Question 2: What is the current key exchange mechanism protecting it? RSA, ECDH/ECDHE, and classical Diffie-Hellman are quantum-vulnerable. ML-KEM hybrid or ML-KEM-only key exchange is quantum-safe. If you do not know the answer to this question for a given data flow, that is itself a finding: proceed to build a Cryptographic Bill of Materials before attempting to prioritise.
Question 3: What Q-Day estimate applies to your threat model? For government agencies and national security environments: use NSA CNSA 2.0's 2033 planning assumption. For critical national infrastructure and financial services: use the GRI 2024 central estimate of 2033 to 2035. For commercial organisations without specific national security exposure: use 2035 as a reasonable planning horizon, with contingency planning for 2030 under pessimistic scenarios.
Question 4: Does X plus Z exceed Y? Substitute your migration timeline (X), the confidentiality lifetime (Z), and the Q-Day estimate (Y). If X plus Z is greater than Y, the data category is in the HNDL risk window. Prioritise it. The QSECDEF HNDL Risk Calculator applies this framework to specific data categories with configurable Q-Day and migration timeline assumptions.
Two worked examples show the contrast. A healthcare record created today, requiring confidentiality for 40 years (Z = 40) under a migration programme expected to take 5 years (X = 5), against the 2033 planning assumption (Y = 7 years from 2026, the earlier end of the 2033-2035 central estimate, used here for a conservative calculation): 5 + 40 = 45, which exceeds 7 by a wide margin. High risk. A retail session token, with a confidentiality requirement of 0 years (Z = 0) and the same migration timeline: 5 + 0 = 5, which does not exceed any credible Y. Negligible HNDL risk. Same encryption algorithm for the session. Entirely different HNDL risk profile.
First Steps: Not Everything, the Right Things
The priority action for high-risk data categories is not a complete PQC infrastructure migration. That programme takes years. The immediate protective action is hybrid key exchange deployment on the highest-risk data flows, specifically those in the government, healthcare, genomics, financial services, legal, and CNI sectors identified above.
Hybrid TLS using X25519 combined with ML-KEM-768, as specified in IETF RFC 9496 (the X-Wing Hybrid KEM), provides HNDL protection for data in transit from the point of deployment onwards. Traffic captured after hybrid deployment is protected by ML-KEM, which has no known efficient quantum attack. Hybrid deployment runs on existing server hardware; it is a software and configuration change, not an infrastructure rebuild. For data at rest, the priority is identifying which stored archives are protected by quantum-vulnerable key wrapping, and sequencing re-encryption of those archives in order of confidentiality lifetime and sector risk.
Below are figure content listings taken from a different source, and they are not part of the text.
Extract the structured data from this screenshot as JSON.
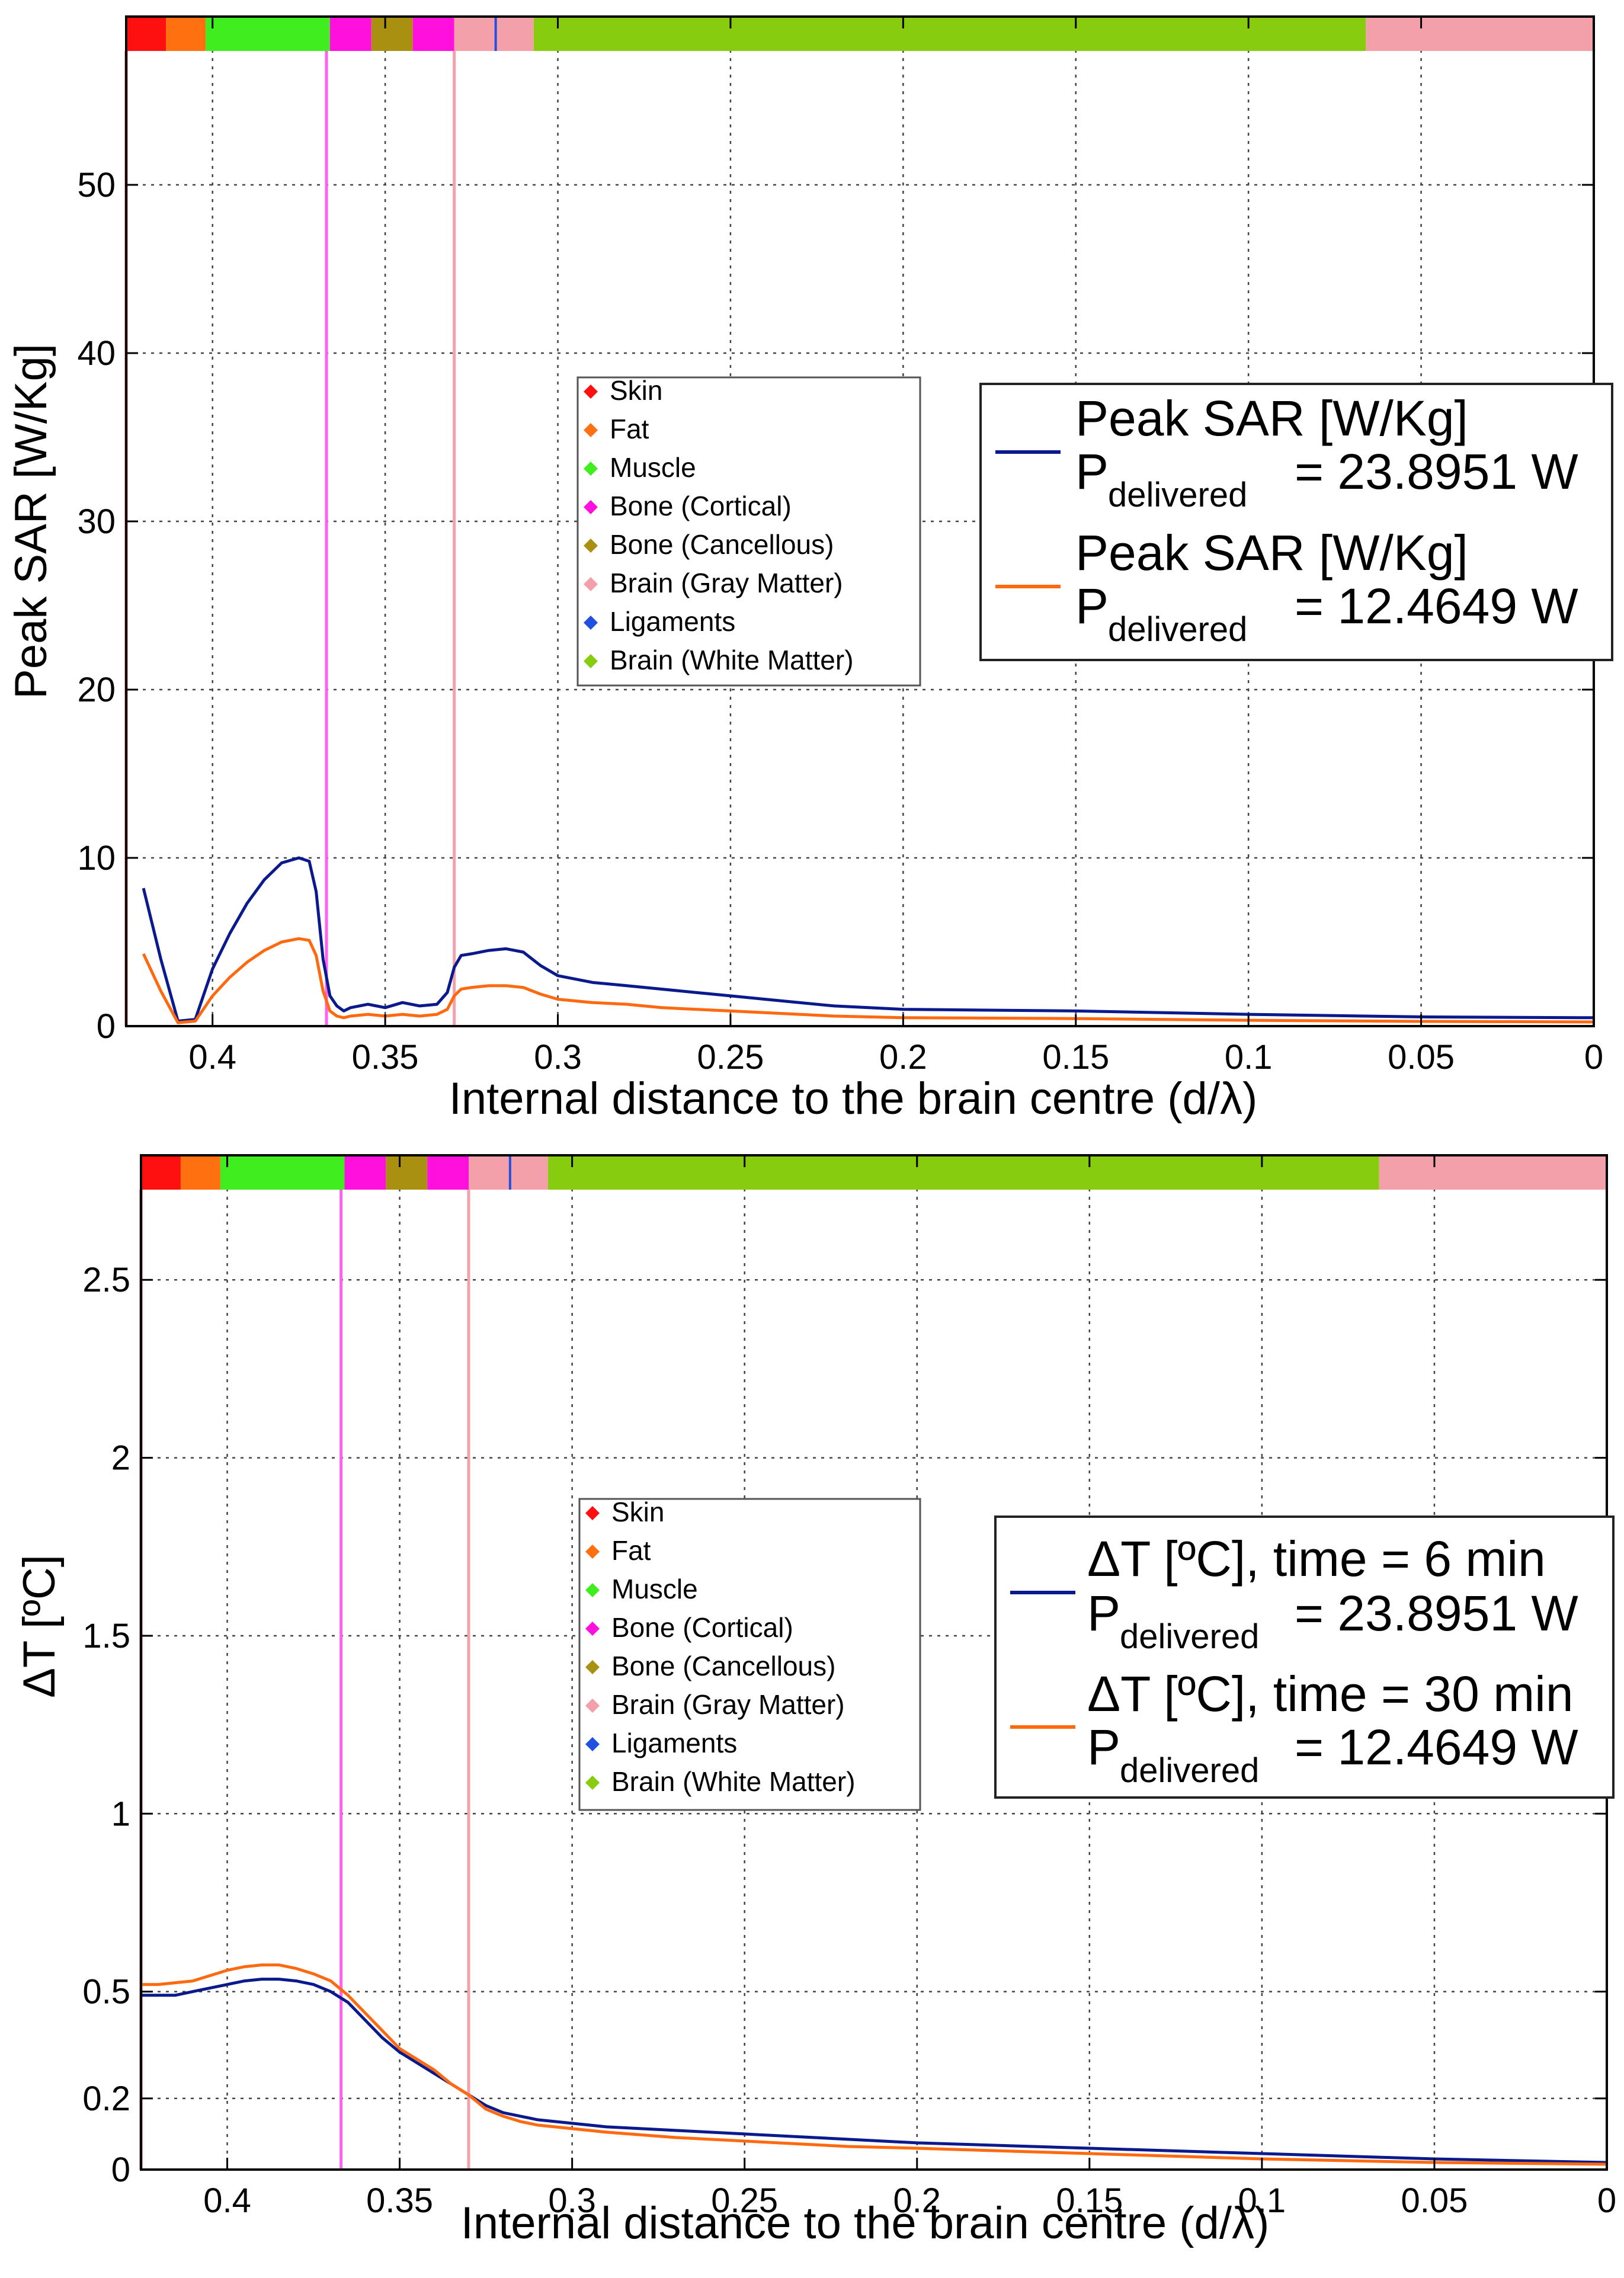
{
  "chart_data": [
    {
      "type": "line",
      "title": "",
      "xlabel": "Internal distance to the brain centre (d/λ)",
      "ylabel": "Peak SAR [W/Kg]",
      "x_reversed": true,
      "xlim": [
        0,
        0.425
      ],
      "ylim": [
        0,
        60
      ],
      "xticks": [
        0,
        0.05,
        0.1,
        0.15,
        0.2,
        0.25,
        0.3,
        0.35,
        0.4
      ],
      "xtick_labels": [
        "0",
        "0.05",
        "0.1",
        "0.15",
        "0.2",
        "0.25",
        "0.3",
        "0.35",
        "0.4"
      ],
      "yticks": [
        0,
        10,
        20,
        30,
        40,
        50
      ],
      "ytick_labels": [
        "0",
        "10",
        "20",
        "30",
        "40",
        "50"
      ],
      "grid": true,
      "tissue_bar": [
        {
          "tissue": "Skin",
          "from": 0.425,
          "to": 0.4135,
          "color": "#ff1010"
        },
        {
          "tissue": "Fat",
          "from": 0.4135,
          "to": 0.402,
          "color": "#ff7010"
        },
        {
          "tissue": "Muscle",
          "from": 0.402,
          "to": 0.366,
          "color": "#40ee20"
        },
        {
          "tissue": "Bone (Cortical)",
          "from": 0.366,
          "to": 0.354,
          "color": "#ff10dd"
        },
        {
          "tissue": "Bone (Cancellous)",
          "from": 0.354,
          "to": 0.342,
          "color": "#aa9010"
        },
        {
          "tissue": "Bone (Cortical)",
          "from": 0.342,
          "to": 0.33,
          "color": "#ff10dd"
        },
        {
          "tissue": "Brain (Gray Matter)",
          "from": 0.33,
          "to": 0.307,
          "color": "#f4a0aa"
        },
        {
          "tissue": "Brain (White Matter)",
          "from": 0.307,
          "to": 0.066,
          "color": "#88cc10"
        },
        {
          "tissue": "Brain (Gray Matter)",
          "from": 0.066,
          "to": 0.0,
          "color": "#f4a0aa"
        }
      ],
      "ligament_marker": 0.318,
      "boundary_lines": [
        {
          "x": 0.425,
          "color": "#ff4040"
        },
        {
          "x": 0.367,
          "color": "#ff60ee"
        },
        {
          "x": 0.33,
          "color": "#f4a0aa"
        }
      ],
      "tissue_legend": {
        "items": [
          {
            "label": "Skin",
            "color": "#ff1010"
          },
          {
            "label": "Fat",
            "color": "#ff7010"
          },
          {
            "label": "Muscle",
            "color": "#40ee20"
          },
          {
            "label": "Bone (Cortical)",
            "color": "#ff10dd"
          },
          {
            "label": "Bone (Cancellous)",
            "color": "#aa9010"
          },
          {
            "label": "Brain (Gray Matter)",
            "color": "#f4a0aa"
          },
          {
            "label": "Ligaments",
            "color": "#2050e0"
          },
          {
            "label": "Brain (White Matter)",
            "color": "#88cc10"
          }
        ]
      },
      "series_legend_placement": "right",
      "series": [
        {
          "name_line1": "Peak SAR [W/Kg]",
          "name_p": "P",
          "name_sub": "delivered",
          "name_value": "= 23.8951 W",
          "color": "#0a1a8c",
          "x": [
            0.42,
            0.415,
            0.41,
            0.405,
            0.4,
            0.395,
            0.39,
            0.385,
            0.38,
            0.375,
            0.372,
            0.37,
            0.368,
            0.366,
            0.364,
            0.362,
            0.36,
            0.355,
            0.35,
            0.345,
            0.34,
            0.335,
            0.332,
            0.33,
            0.328,
            0.325,
            0.32,
            0.315,
            0.31,
            0.305,
            0.3,
            0.29,
            0.28,
            0.27,
            0.26,
            0.25,
            0.24,
            0.22,
            0.2,
            0.15,
            0.1,
            0.05,
            0.0
          ],
          "y": [
            8.2,
            4.0,
            0.3,
            0.4,
            3.4,
            5.5,
            7.3,
            8.7,
            9.7,
            10.0,
            9.8,
            8.0,
            4.0,
            1.8,
            1.2,
            0.9,
            1.1,
            1.3,
            1.1,
            1.4,
            1.2,
            1.3,
            2.0,
            3.5,
            4.2,
            4.3,
            4.5,
            4.6,
            4.4,
            3.6,
            3.0,
            2.6,
            2.4,
            2.2,
            2.0,
            1.8,
            1.6,
            1.2,
            1.0,
            0.9,
            0.7,
            0.55,
            0.5
          ]
        },
        {
          "name_line1": "Peak SAR [W/Kg]",
          "name_p": "P",
          "name_sub": "delivered",
          "name_value": "= 12.4649 W",
          "color": "#ff6a10",
          "x": [
            0.42,
            0.415,
            0.41,
            0.405,
            0.4,
            0.395,
            0.39,
            0.385,
            0.38,
            0.375,
            0.372,
            0.37,
            0.368,
            0.366,
            0.364,
            0.362,
            0.36,
            0.355,
            0.35,
            0.345,
            0.34,
            0.335,
            0.332,
            0.33,
            0.328,
            0.325,
            0.32,
            0.315,
            0.31,
            0.305,
            0.3,
            0.29,
            0.28,
            0.27,
            0.26,
            0.25,
            0.24,
            0.22,
            0.2,
            0.15,
            0.1,
            0.05,
            0.0
          ],
          "y": [
            4.3,
            2.1,
            0.2,
            0.3,
            1.8,
            2.9,
            3.8,
            4.5,
            5.0,
            5.2,
            5.1,
            4.2,
            2.1,
            0.9,
            0.6,
            0.5,
            0.6,
            0.7,
            0.6,
            0.7,
            0.6,
            0.7,
            1.0,
            1.8,
            2.2,
            2.3,
            2.4,
            2.4,
            2.3,
            1.9,
            1.6,
            1.4,
            1.3,
            1.1,
            1.0,
            0.9,
            0.8,
            0.6,
            0.5,
            0.45,
            0.35,
            0.28,
            0.25
          ]
        }
      ]
    },
    {
      "type": "line",
      "title": "",
      "xlabel": "Internal distance to the brain centre (d/λ)",
      "ylabel": "ΔT [ºC]",
      "x_reversed": true,
      "xlim": [
        0,
        0.425
      ],
      "ylim": [
        0,
        2.85
      ],
      "xticks": [
        0,
        0.05,
        0.1,
        0.15,
        0.2,
        0.25,
        0.3,
        0.35,
        0.4
      ],
      "xtick_labels": [
        "0",
        "0.05",
        "0.1",
        "0.15",
        "0.2",
        "0.25",
        "0.3",
        "0.35",
        "0.4"
      ],
      "yticks": [
        0,
        0.2,
        0.5,
        1,
        1.5,
        2,
        2.5
      ],
      "ytick_labels": [
        "0",
        "0.2",
        "0.5",
        "1",
        "1.5",
        "2",
        "2.5"
      ],
      "grid": true,
      "tissue_bar": [
        {
          "tissue": "Skin",
          "from": 0.425,
          "to": 0.4135,
          "color": "#ff1010"
        },
        {
          "tissue": "Fat",
          "from": 0.4135,
          "to": 0.402,
          "color": "#ff7010"
        },
        {
          "tissue": "Muscle",
          "from": 0.402,
          "to": 0.366,
          "color": "#40ee20"
        },
        {
          "tissue": "Bone (Cortical)",
          "from": 0.366,
          "to": 0.354,
          "color": "#ff10dd"
        },
        {
          "tissue": "Bone (Cancellous)",
          "from": 0.354,
          "to": 0.342,
          "color": "#aa9010"
        },
        {
          "tissue": "Bone (Cortical)",
          "from": 0.342,
          "to": 0.33,
          "color": "#ff10dd"
        },
        {
          "tissue": "Brain (Gray Matter)",
          "from": 0.33,
          "to": 0.307,
          "color": "#f4a0aa"
        },
        {
          "tissue": "Brain (White Matter)",
          "from": 0.307,
          "to": 0.066,
          "color": "#88cc10"
        },
        {
          "tissue": "Brain (Gray Matter)",
          "from": 0.066,
          "to": 0.0,
          "color": "#f4a0aa"
        }
      ],
      "ligament_marker": 0.318,
      "boundary_lines": [
        {
          "x": 0.425,
          "color": "#ff4040"
        },
        {
          "x": 0.367,
          "color": "#ff60ee"
        },
        {
          "x": 0.33,
          "color": "#f4a0aa"
        }
      ],
      "tissue_legend": {
        "items": [
          {
            "label": "Skin",
            "color": "#ff1010"
          },
          {
            "label": "Fat",
            "color": "#ff7010"
          },
          {
            "label": "Muscle",
            "color": "#40ee20"
          },
          {
            "label": "Bone (Cortical)",
            "color": "#ff10dd"
          },
          {
            "label": "Bone (Cancellous)",
            "color": "#aa9010"
          },
          {
            "label": "Brain (Gray Matter)",
            "color": "#f4a0aa"
          },
          {
            "label": "Ligaments",
            "color": "#2050e0"
          },
          {
            "label": "Brain (White Matter)",
            "color": "#88cc10"
          }
        ]
      },
      "series_legend_placement": "right",
      "series": [
        {
          "name_line1": "ΔT [ºC], time = 6 min",
          "name_p": "P",
          "name_sub": "delivered",
          "name_value": "= 23.8951 W",
          "color": "#0a1a8c",
          "x": [
            0.425,
            0.42,
            0.415,
            0.41,
            0.405,
            0.4,
            0.395,
            0.39,
            0.385,
            0.38,
            0.375,
            0.37,
            0.365,
            0.36,
            0.355,
            0.35,
            0.345,
            0.34,
            0.335,
            0.33,
            0.325,
            0.32,
            0.315,
            0.31,
            0.3,
            0.29,
            0.27,
            0.25,
            0.22,
            0.2,
            0.15,
            0.1,
            0.05,
            0.0
          ],
          "y": [
            0.49,
            0.49,
            0.49,
            0.5,
            0.51,
            0.52,
            0.53,
            0.535,
            0.535,
            0.53,
            0.52,
            0.5,
            0.47,
            0.42,
            0.37,
            0.33,
            0.3,
            0.27,
            0.24,
            0.21,
            0.18,
            0.16,
            0.15,
            0.14,
            0.13,
            0.12,
            0.11,
            0.1,
            0.085,
            0.075,
            0.06,
            0.045,
            0.03,
            0.02
          ]
        },
        {
          "name_line1": "ΔT [ºC], time = 30 min",
          "name_p": "P",
          "name_sub": "delivered",
          "name_value": "= 12.4649 W",
          "color": "#ff6a10",
          "x": [
            0.425,
            0.42,
            0.415,
            0.41,
            0.405,
            0.4,
            0.395,
            0.39,
            0.385,
            0.38,
            0.375,
            0.37,
            0.365,
            0.36,
            0.355,
            0.35,
            0.345,
            0.34,
            0.335,
            0.33,
            0.325,
            0.32,
            0.315,
            0.31,
            0.3,
            0.29,
            0.27,
            0.25,
            0.22,
            0.2,
            0.15,
            0.1,
            0.05,
            0.0
          ],
          "y": [
            0.52,
            0.52,
            0.525,
            0.53,
            0.545,
            0.56,
            0.57,
            0.575,
            0.575,
            0.565,
            0.55,
            0.53,
            0.49,
            0.44,
            0.39,
            0.34,
            0.31,
            0.28,
            0.24,
            0.21,
            0.17,
            0.15,
            0.135,
            0.125,
            0.115,
            0.105,
            0.09,
            0.08,
            0.065,
            0.06,
            0.045,
            0.03,
            0.02,
            0.015
          ]
        }
      ]
    }
  ]
}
Neither of those steps is possible without a Cryptographic Bill of Materials. The CBOM is the prerequisite tool: a structured inventory of which data categories are protected by which cryptographic mechanisms, at which protocol layers. Without it, migration prioritisation is guesswork. CISA's PQC migration guidance and the NIST NCCoE SP 1800-38 project define the CBOM methodology. The QSECDEF Cryptographic Inventory tool provides a structured starting point for building one.
The organisations facing the most acute exposure, those handling genomic data, classified communications, long-duration financial records, or privileged legal correspondence, are those where the data being generated today will carry a confidentiality requirement through the centre of the Q-Day probability window. For them, the HNDL risk is not a future concern. The collection is happening now. The protection needs to be in place now.
Regulatory retention obligations cited in this article reflect the author's understanding of applicable law as of the date of publication. Organisations should verify applicable retention requirements with qualified legal or compliance counsel, particularly where those requirements affect data classification decisions with regulatory implications.